Williams first began working on issues around global health at Colgate, where she was a history and geography double major. “There wasn’t yet a public health minor, but my professors were supportive in giving me the tools and opportunities to work on sexual and reproductive health and rights in whatever way I could,” she says. In one history seminar paper, for example, she investigated perceptions of sexuality in the interwar period in France. As part of the Thought Into Action program, Williams and another student, Emily Hawkins ’15, created a concept called the “condom truck” to distribute condoms and positive, safe, sexual health information on campus. She also gained international experience by traveling to Samoa for a semester to learn about the impact of globalization on local communities and research tsunami preparedness and environmental security. “That on-the-ground, person-to-person interaction started me onto the work I am doing now,” says Williams, who later went to Fiji with the Peace Corps to work with women and youth on gender equity and reproductive health education. 

There are many reasons why a person might prefer one PrEP method over another, she says. A sexually active young woman living in a geographic area with a HIV prevalence might need to be discreet around family members, opting for the vaginal ring, which can last up to a month, rather than taking a more obvious daily pill. On the other hand, someone might only need short-term prevention, rather than the extended prevention the ring or the injection provides. “Or it can be as simple as hating needles or the burden of taking a pill every day,” Williams says. “It really depends on someone’s preferences, circumstances, their partnerships, and where they are in life.”

Among the principles the article proposes are some that may seem more obvious, such as “availability” and “accessibility” to ensure that the prevention methods are suitable to users, offered in clinics, and priced affordably in all areas of a country.
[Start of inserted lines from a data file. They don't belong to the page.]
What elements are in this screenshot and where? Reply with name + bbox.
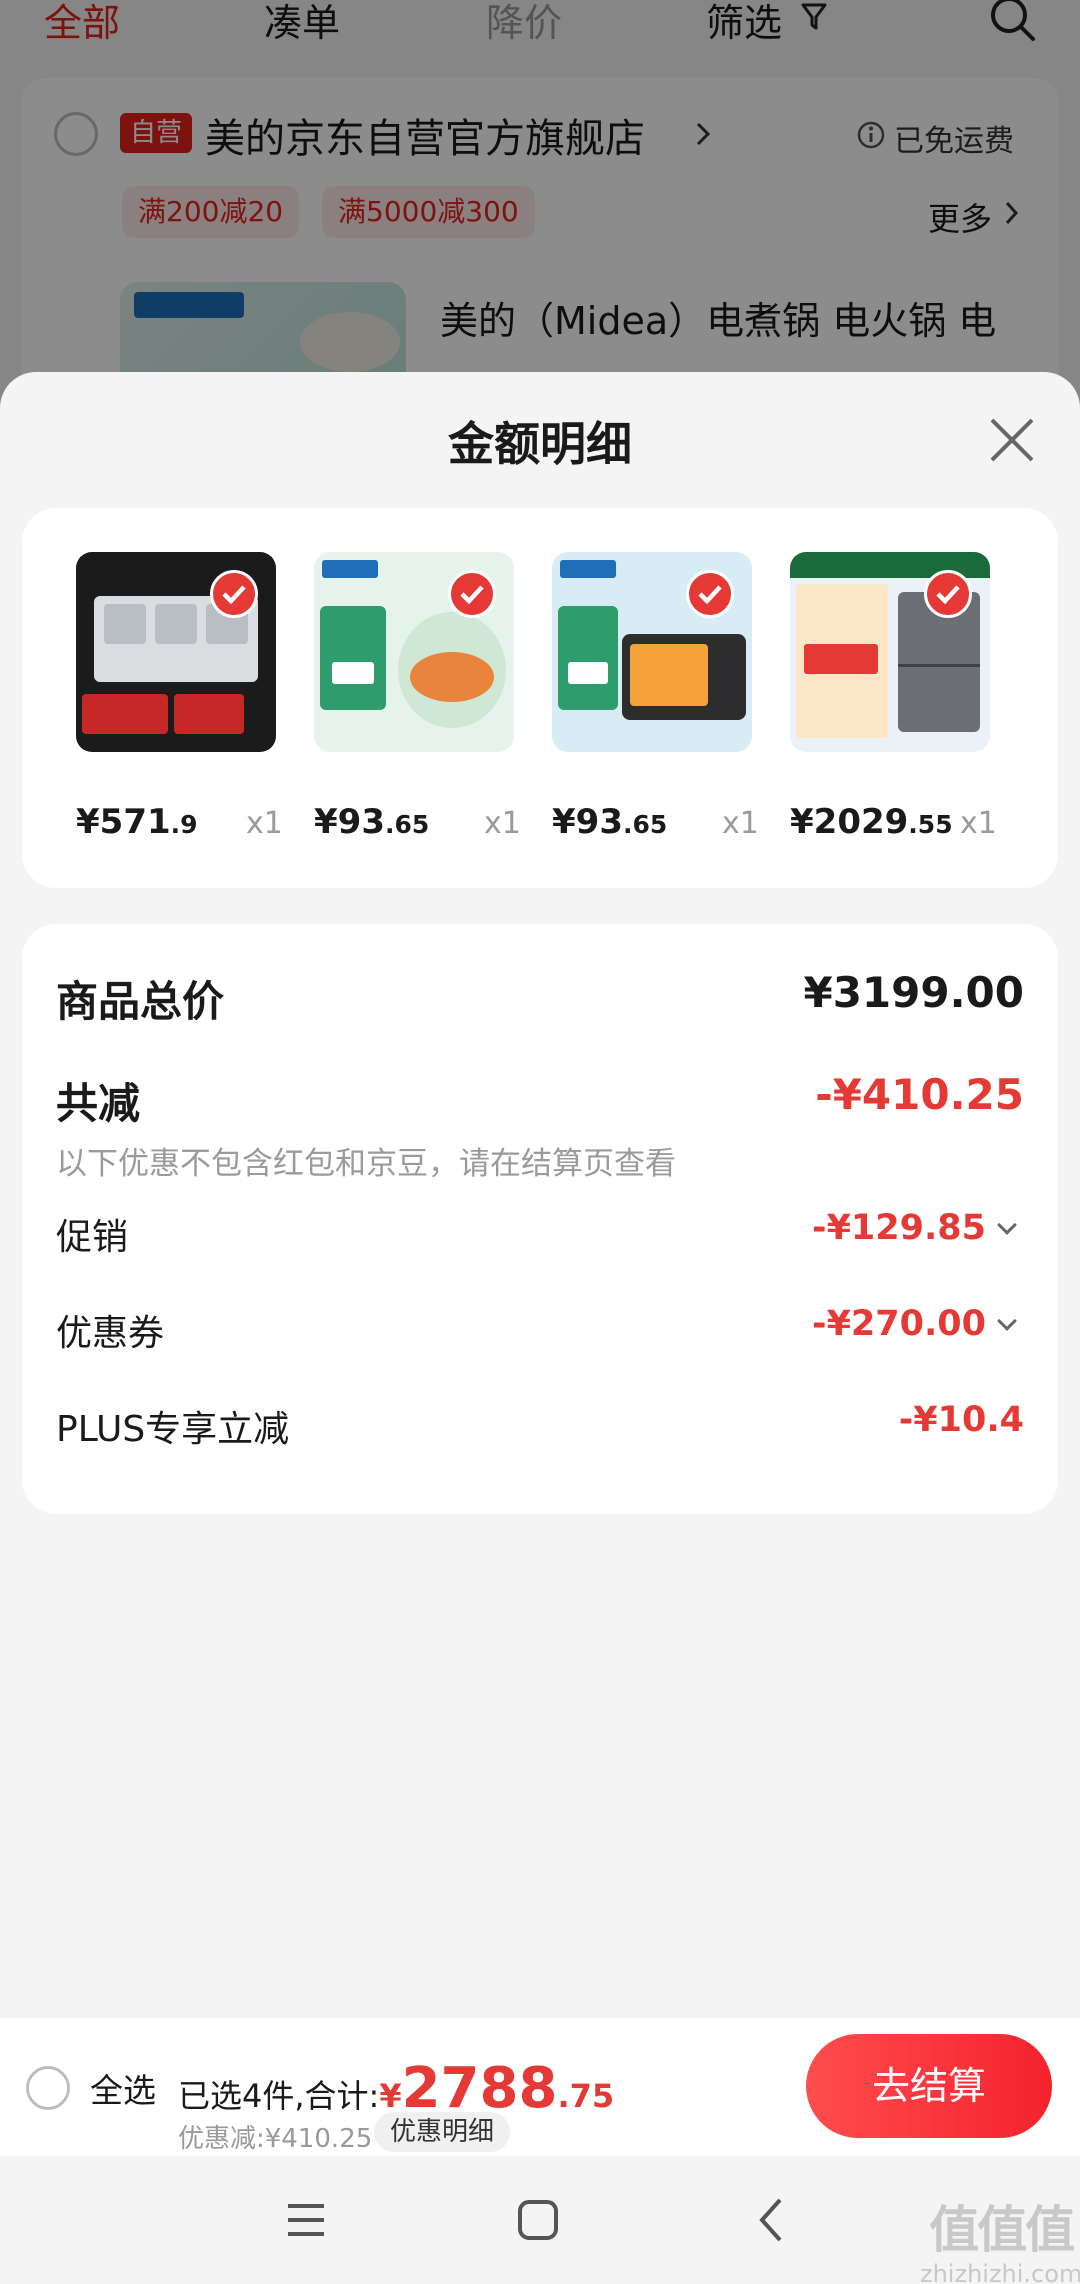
coupon-row-toggle[interactable]: -¥270.00	[812, 1304, 1017, 1344]
product-price: ¥2029.55	[790, 802, 953, 842]
checkout-button[interactable]: 去结算	[806, 2034, 1052, 2138]
product-image[interactable]	[76, 552, 276, 752]
product-item[interactable]: ¥571.9 x1	[76, 552, 283, 842]
discount-note: 以下优惠不包含红包和京豆，请在结算页查看	[56, 1146, 676, 1182]
product-qty: x1	[484, 806, 521, 841]
plus-discount-value: -¥10.4	[898, 1400, 1024, 1440]
total-price-value: ¥3199.00	[803, 968, 1024, 1017]
product-image[interactable]	[790, 552, 990, 752]
selected-count: 已选4件,合计:	[178, 2077, 380, 2115]
coupon-value: -¥270.00	[812, 1304, 986, 1344]
checked-icon[interactable]	[924, 570, 972, 618]
product-image[interactable]	[552, 552, 752, 752]
product-item[interactable]: ¥2029.55 x1	[790, 552, 997, 842]
total-reduce-label: 共减	[56, 1079, 141, 1128]
back-icon[interactable]	[756, 2196, 786, 2244]
amount-detail-sheet: 金额明细 ¥571.9 x1 ¥93.65 x1 ¥93.65 x1 ¥2029…	[0, 372, 1080, 2284]
product-qty: x1	[960, 806, 997, 841]
menu-icon[interactable]	[284, 2200, 328, 2240]
chevron-down-icon	[997, 1215, 1017, 1235]
amount-summary-card: 商品总价 ¥3199.00 共减 -¥410.25 以下优惠不包含红包和京豆，请…	[22, 924, 1058, 1514]
select-all-radio[interactable]	[26, 2066, 70, 2110]
product-image[interactable]	[314, 552, 514, 752]
promotion-row-toggle[interactable]: -¥129.85	[812, 1208, 1017, 1248]
home-icon[interactable]	[516, 2198, 560, 2242]
coupon-label: 优惠券	[56, 1313, 165, 1354]
close-icon[interactable]	[984, 412, 1040, 468]
sheet-title: 金额明细	[448, 417, 632, 471]
product-list-card: ¥571.9 x1 ¥93.65 x1 ¥93.65 x1 ¥2029.55 x…	[22, 508, 1058, 888]
product-price: ¥93.65	[314, 802, 430, 842]
system-nav-bar	[0, 2156, 1080, 2284]
product-qty: x1	[246, 806, 283, 841]
product-item[interactable]: ¥93.65 x1	[314, 552, 521, 842]
select-all-label[interactable]: 全选	[90, 2064, 156, 2112]
total-price-label: 商品总价	[56, 977, 225, 1026]
plus-discount-label: PLUS专享立减	[56, 1409, 290, 1450]
discount-summary: 优惠减:¥410.25	[178, 2124, 373, 2154]
total-reduce-value: -¥410.25	[815, 1070, 1024, 1119]
total-amount: ¥2788.75	[379, 2056, 615, 2121]
checkout-bar: 全选 已选4件,合计:¥2788.75 优惠减:¥410.25 优惠明细 去结算	[0, 2018, 1080, 2156]
chevron-down-icon	[997, 1311, 1017, 1331]
product-price: ¥93.65	[552, 802, 668, 842]
product-qty: x1	[722, 806, 759, 841]
checked-icon[interactable]	[448, 570, 496, 618]
checked-icon[interactable]	[210, 570, 258, 618]
watermark: 值值值 zhizhizhi.com	[920, 2201, 1080, 2284]
discount-detail-button[interactable]: 优惠明细	[374, 2112, 511, 2152]
promotion-label: 促销	[56, 1217, 129, 1258]
product-price: ¥571.9	[76, 802, 198, 842]
checked-icon[interactable]	[686, 570, 734, 618]
promotion-value: -¥129.85	[812, 1208, 986, 1248]
product-item[interactable]: ¥93.65 x1	[552, 552, 759, 842]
Others take a more upstream view, such as “participation,” ensuring that clinical trials by product developers include a wide range of individuals to ensure that methods are equally usable for everyone who may benefit from PrEP. Others target providers, urging clinicians not to discriminate or limit choices for patients based on cultural bias — for example, denying long-term preventative measures to young women based on a prejudice that they shouldn’t be sexually active. (The other principles are quality, privacy, confidentiality, and accountability.)
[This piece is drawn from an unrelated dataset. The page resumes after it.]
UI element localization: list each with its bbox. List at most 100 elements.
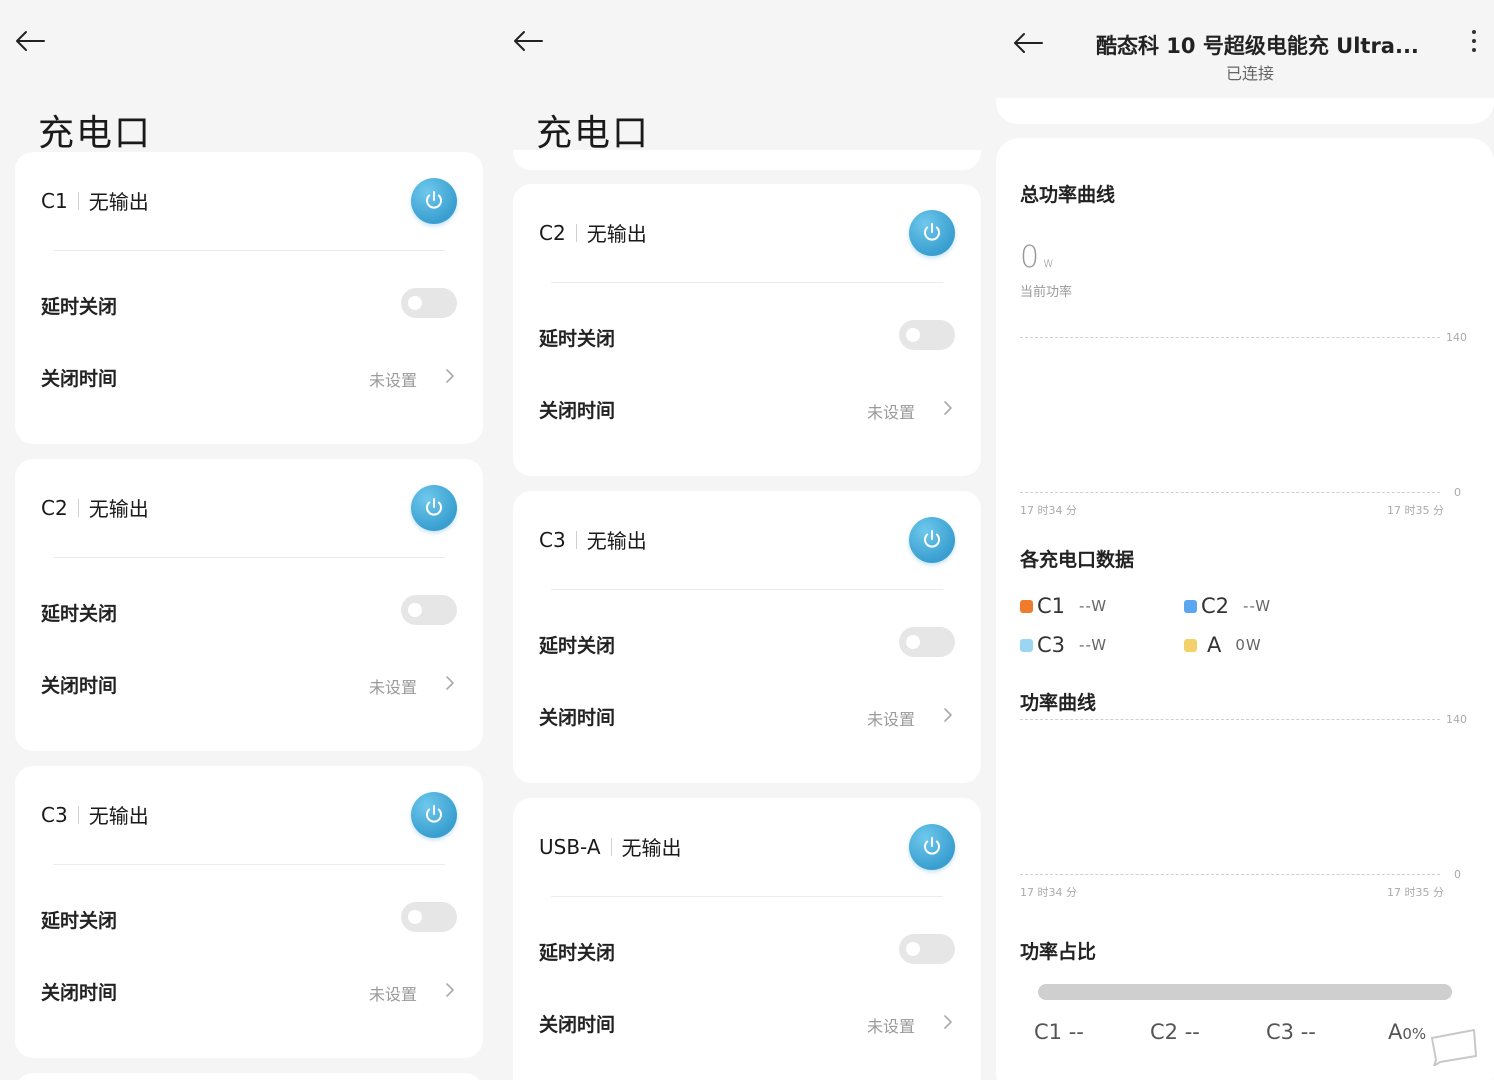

By publishing the article in such a high-profile journal, Williams hopes to support health advocates in helping craft government policies that will maximize choice and get donors and product developers thinking ahead of time what it will take to make all options affordable. “We wanted to emphasize how the levers of choice operate across the entire health ecosystem,” she says, “and give folks in the prevention space more solid ground to stand on when they are advocating for choice, which should be the goal we are all aiming toward with the advent of new PrEP methods.”